The policy response to the pandemic illustrates the changing relationship between the State and citizens in India. Although government regulation already overarches several economic and social aspects in India, the pandemic witnessed a massive expansion of State authority. An example was the requirement of permission from district-level bureaucrats, appointed by the Central Government, to travel for medical emergencies or funerals. The abrupt announcement by central executive order of the national lockdown had a similar precedent in the declaration of demonetization in 2016. According to Kapur (2020), although state capacity in India is inadequate to deliver services at the local level, performance is better at time-bound, episodic activities, such as elections and immunization, especially at the higher levels of government. The interaction between the central government and citizens has become associated with somewhat grandiose actions, underpinned by national leaders’ mass appeal to citizens, indicating a consolidation of individual authority along with centralization of governance.

The growing centralization of decision-making authority coincides with the increasing repression of dissent among opposition parties, civil society, and the media (Vasquez and McMahon 2020). These new state-citizen relations are fuelled by norms which emphasize patriotism and disapprove contestations of ruling government’s policies (Chacko 2018). Religious, caste, and ethnic identity are a crucial lens through which citizens perceive government actions. The national media played an influential role in pushing these identity-based narratives.Footnote 6 Political affiliation is also linked with adherence to social-distancing restrictions (Adolph et al. 2020). Compared to nearly 85.1% of Americans who perceived the government response to be inadequate, the majority of Indian respondents approved of the government’s actions during the pandemic (Tagat 2020)

Concluding Remarks

The pandemic has raised questions about the efficacy of varying subnational public health responses compared to uniform, centralized decisions.

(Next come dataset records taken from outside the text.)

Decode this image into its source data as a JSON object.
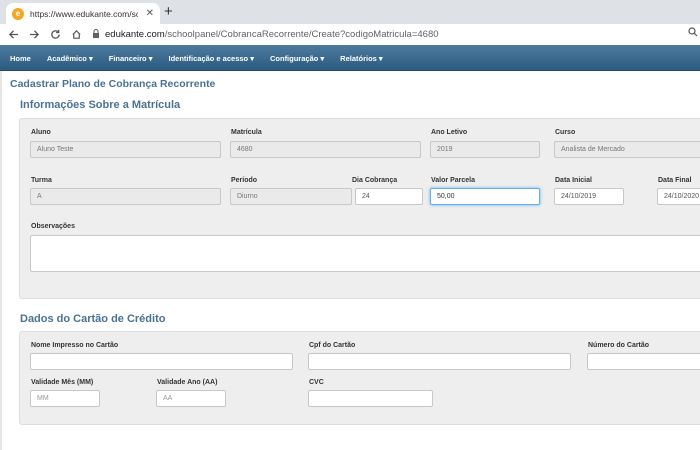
{
  "browser": {
    "tab_title": "https://www.edukante.com/schoo",
    "tab_close": "✕",
    "new_tab": "+",
    "url_host": "edukante.com",
    "url_path": "/schoolpanel/CobrancaRecorrente/Create?codigoMatricula=4680"
  },
  "navbar": {
    "items": [
      "Home",
      "Acadêmico ▾",
      "Financeiro ▾",
      "Identificação e acesso ▾",
      "Configuração ▾",
      "Relatórios ▾"
    ]
  },
  "page": {
    "title": "Cadastrar Plano de Cobrança Recorrente"
  },
  "matricula": {
    "section_title": "Informações Sobre a Matrícula",
    "aluno_label": "Aluno",
    "aluno_value": "Aluno Teste",
    "matricula_label": "Matrícula",
    "matricula_value": "4680",
    "ano_label": "Ano Letivo",
    "ano_value": "2019",
    "curso_label": "Curso",
    "curso_value": "Analista de Mercado",
    "turma_label": "Turma",
    "turma_value": "A",
    "periodo_label": "Período",
    "periodo_value": "Diurno",
    "dia_label": "Dia Cobrança",
    "dia_value": "24",
    "valor_label": "Valor Parcela",
    "valor_value": "50,00",
    "data_inicial_label": "Data Inicial",
    "data_inicial_value": "24/10/2019",
    "data_final_label": "Data Final",
    "data_final_value": "24/10/2020",
    "obs_label": "Observações"
  },
  "cartao": {
    "section_title": "Dados do Cartão de Crédito",
    "nome_label": "Nome Impresso no Cartão",
    "cpf_label": "Cpf do Cartão",
    "numero_label": "Número do Cartão",
    "mes_label": "Validade Mês (MM)",
    "mes_placeholder": "MM",
    "ano_label": "Validade Ano (AA)",
    "ano_placeholder": "AA",
    "cvc_label": "CVC"
  }
}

In the devastating second wave of the pandemic in 2021, the central government has left the responsibility of imposing containment policies almost entirely to state governments. This resembles the implementation of SD policies of the states in the period before the national lockdown in 2020. The findings of this study indicate that though centralized, coordinated policies may be necessary, their effectiveness is highly dependent on states’ individual capacities.